OptionDefaultDescriptionExample
mode=pitrEnables the plugin PITR backup
archive_dirpg_xlogShould point to where the WAL are being written by the archive_command
userpostgresPostgresql operating system user
servicePostgresql connection informationservice=main
pgpassPath to the Postgresql password file, if necessarypgpass=/etc/pgpass
bin_dirPostgreSQL binary locationbin_dir=/opt/pg9.1/bin

Table 2. PITR Options of the Postgresql Bacula Enterprise Plugin

For restoration:

  • Stop the Postgresql service, if it is running.
  • If you have room for this, copy the entire cluster data directory and any tablespaces to a temporary location, should you need them later. Note that this precaution will require that you have enough free space on the system to store two copies of the existing database. If you do not have enough space, you need to at least copy the contents of the pg_xlog subdirectory from the cluster’s data directory, as it may contain logs that were not archived before the system became inactive.
  • Clean up any existing files and subdirectories in the cluster data directory and under the root directories of all the tablespaces you are using.
  • Restore the database files from your dump. If you are using tablespaces, you should verify that the symbolic links in pg_tblspc / have been restored correctly. If necessary, check the PrefixLinks restore option.
  • Remove all files present in pg_xlog; these have come from backup and therefore are probably obsolete and not current. This directory should normally be empty.
    If you have unarchived the WAL segment files that you saved in step 2, copy them to pg_xlog/. (It’s better to copy them, not move them so you still have unmodified files if a problem occurs and you have to start again).

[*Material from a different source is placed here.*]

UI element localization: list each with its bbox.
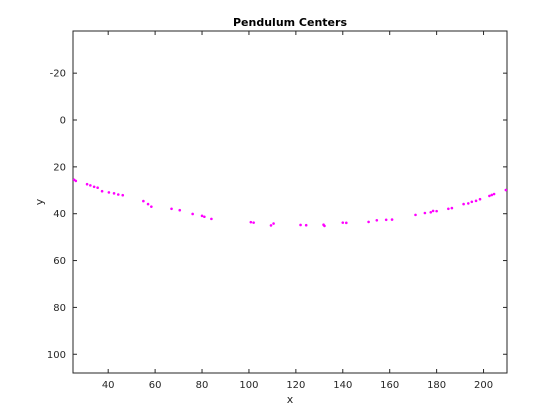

  • Edit the recovery command file recovery.conf.sample in the cluster data directory and rename it as recovery.conf. You may also want to temporarily modify pg_hba.conf to prevent ordinary users from connecting until you are sure that the recovery worked.

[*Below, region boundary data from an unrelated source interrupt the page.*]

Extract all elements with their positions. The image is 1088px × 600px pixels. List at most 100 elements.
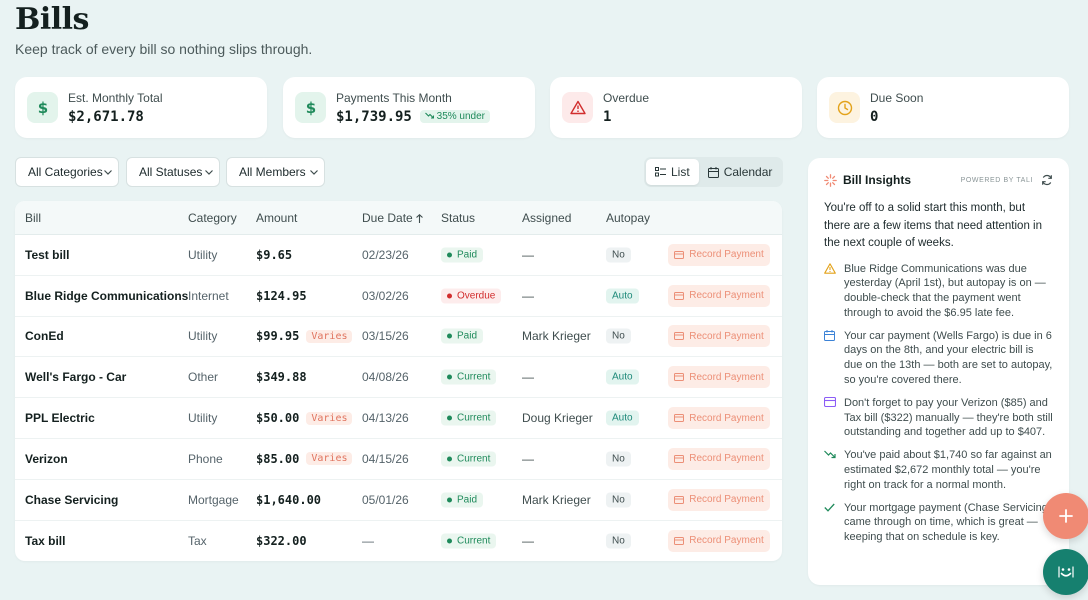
- bill-amount-cell: $124.95: [256, 289, 307, 303]
- autopay-badge: No: [606, 451, 631, 467]
- insights-intro: You're off to a solid start this month, …: [824, 202, 1042, 249]
- autopay-badge: No: [606, 533, 631, 549]
- table-row[interactable]: Well's Fargo - Car Other $349.88 04/08/26 Cu…: [15, 357, 782, 399]
- table-row[interactable]: PPL Electric Utility $50.00 Varies 04/13/26 C…: [15, 398, 782, 439]
- insight-text: Blue Ridge Communications was due yester…: [844, 262, 1046, 319]
- column-header-assigned[interactable]: Assigned: [522, 211, 572, 225]
- bill-assigned: —: [522, 370, 534, 385]
- table-body: Test bill Utility $9.65 02/23/26 Paid — No Reco…: [15, 235, 782, 561]
- column-header-amount[interactable]: Amount: [256, 211, 298, 225]
- status-badge: Current: [441, 533, 497, 549]
- status-label: Paid: [457, 330, 478, 342]
- bill-name[interactable]: Test bill: [25, 247, 70, 262]
- calendar-icon: [707, 166, 719, 178]
- bill-category: Internet: [188, 288, 229, 303]
- stat-value: 1: [603, 108, 612, 125]
- record-payment-button[interactable]: Record Payment: [668, 325, 770, 348]
- bill-category: Phone: [188, 451, 223, 466]
- bill-category: Utility: [188, 411, 218, 426]
- bill-assigned: —: [522, 451, 534, 466]
- record-payment-button[interactable]: Record Payment: [668, 488, 770, 511]
- table-row[interactable]: Tax bill Tax $322.00 — Current — No Record Paym…: [15, 521, 782, 561]
- record-payment-label: Record Payment: [689, 330, 764, 342]
- record-payment-button[interactable]: Record Payment: [668, 366, 770, 389]
- autopay-cell: No: [606, 492, 631, 508]
- status-filter[interactable]: All Statuses: [126, 157, 220, 187]
- record-payment-button[interactable]: Record Payment: [668, 284, 770, 307]
- card-icon: [823, 396, 844, 440]
- assistant-chat-button[interactable]: [1043, 549, 1088, 595]
- bill-name[interactable]: ConEd: [25, 329, 64, 344]
- view-toggle: List Calendar: [644, 157, 783, 187]
- status-dot: [447, 293, 452, 299]
- record-payment-button[interactable]: Record Payment: [668, 243, 770, 266]
- column-header-status[interactable]: Status: [441, 211, 476, 225]
- trend-badge: 35% under: [419, 110, 491, 123]
- record-payment-button[interactable]: Record Payment: [668, 447, 770, 470]
- table-row[interactable]: Test bill Utility $9.65 02/23/26 Paid — No Reco…: [15, 235, 782, 276]
- bill-category: Tax: [188, 533, 207, 548]
- credit-card-icon: [674, 373, 685, 382]
- status-cell: Paid: [441, 328, 484, 344]
- record-payment-button[interactable]: Record Payment: [668, 407, 770, 430]
- credit-card-icon: [674, 291, 685, 300]
- insight-text: Your mortgage payment (Chase Servicing) …: [844, 501, 1052, 544]
- insight-item: Blue Ridge Communications was due yester…: [824, 262, 1053, 321]
- bill-name[interactable]: Tax bill: [25, 533, 66, 548]
- sort-ascending-icon: [415, 213, 423, 223]
- bill-name[interactable]: Blue Ridge Communications: [25, 288, 189, 303]
- table-row[interactable]: Blue Ridge Communications Internet $124.95…: [15, 276, 782, 317]
- insights-title: Bill Insights: [843, 173, 912, 187]
- refresh-icon[interactable]: [1041, 174, 1053, 186]
- column-header-autopay[interactable]: Autopay: [606, 211, 651, 225]
- bill-due-date: 04/15/26: [362, 451, 409, 466]
- member-filter[interactable]: All Members: [226, 157, 325, 187]
- calendar-view-button[interactable]: Calendar: [699, 159, 782, 185]
- record-payment-label: Record Payment: [689, 494, 764, 506]
- varies-badge: Varies: [306, 329, 353, 343]
- record-payment-cell: Record Payment: [668, 366, 770, 389]
- list-view-button[interactable]: List: [646, 159, 699, 185]
- warning-icon: [824, 262, 844, 321]
- insight-item: Your car payment (Wells Fargo) is due in…: [824, 329, 1053, 388]
- record-payment-label: Record Payment: [689, 249, 764, 261]
- bill-due-date: 03/02/26: [362, 288, 409, 303]
- bill-amount: $99.95: [256, 329, 300, 344]
- column-header-due-date[interactable]: Due Date: [362, 211, 423, 225]
- bill-amount-cell: $349.88: [256, 370, 307, 384]
- status-cell: Overdue: [441, 288, 502, 304]
- bill-category: Utility: [188, 247, 218, 262]
- status-label: Paid: [457, 249, 478, 261]
- status-label: Current: [457, 535, 491, 547]
- status-badge: Paid: [441, 492, 484, 508]
- column-header-category[interactable]: Category: [188, 211, 237, 225]
- table-row[interactable]: Chase Servicing Mortgage $1,640.00 05/01/26…: [15, 480, 782, 521]
- bill-name[interactable]: Well's Fargo - Car: [25, 370, 127, 385]
- stat-value: 0: [870, 108, 879, 125]
- calendar-view-label: Calendar: [723, 165, 773, 179]
- bill-assigned: Mark Krieger: [522, 492, 591, 507]
- status-cell: Paid: [441, 247, 484, 263]
- status-label: Overdue: [457, 290, 496, 302]
- status-label: Current: [457, 371, 491, 383]
- bill-name[interactable]: Chase Servicing: [25, 492, 119, 507]
- add-bill-button[interactable]: [1043, 493, 1088, 539]
- bill-name[interactable]: Verizon: [25, 451, 68, 466]
- calendar-icon: [824, 329, 844, 388]
- credit-card-icon: [674, 250, 685, 259]
- sparkle-icon: [824, 173, 837, 187]
- category-filter[interactable]: All Categories: [15, 157, 119, 187]
- column-header-bill[interactable]: Bill: [25, 211, 42, 225]
- table-row[interactable]: ConEd Utility $99.95 Varies 03/15/26 Paid Mark…: [15, 317, 782, 358]
- status-cell: Current: [441, 369, 497, 385]
- trend-down-icon: [824, 448, 844, 492]
- record-payment-button[interactable]: Record Payment: [668, 529, 770, 552]
- bill-amount-cell: $322.00: [256, 534, 307, 548]
- bill-name[interactable]: PPL Electric: [25, 411, 95, 426]
- status-dot: [447, 374, 452, 380]
- table-row[interactable]: Verizon Phone $85.00 Varies 04/15/26 Current —…: [15, 439, 782, 480]
- record-payment-cell: Record Payment: [668, 243, 770, 266]
- svg-text:$: $: [305, 100, 315, 116]
- credit-card-icon: [674, 454, 685, 463]
- autopay-cell: Auto: [606, 410, 639, 426]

  • Start the server. The server will enter recovery mode and continue reading the archived WAL files you need. If recovery is terminated due to an external error, the server can simply be restarted and recovery will continue. Upon completion of the recovery process, the server will rename recovery.conf to recovery.done (to prevent accidental recovery mode recovery in the event of a failure later), and then start normal database operations.
su postgres
cd /path/to/your/data/directory
mv recovery.conf.sample recovery.conf
vi recovery.conf
pg_ctl -D $PWD start
  • Inspect the contents of the database to ensure that you have recovered where you want to. If not, go back to step 1. If all is well, let users access by restoring pg_hba.conf.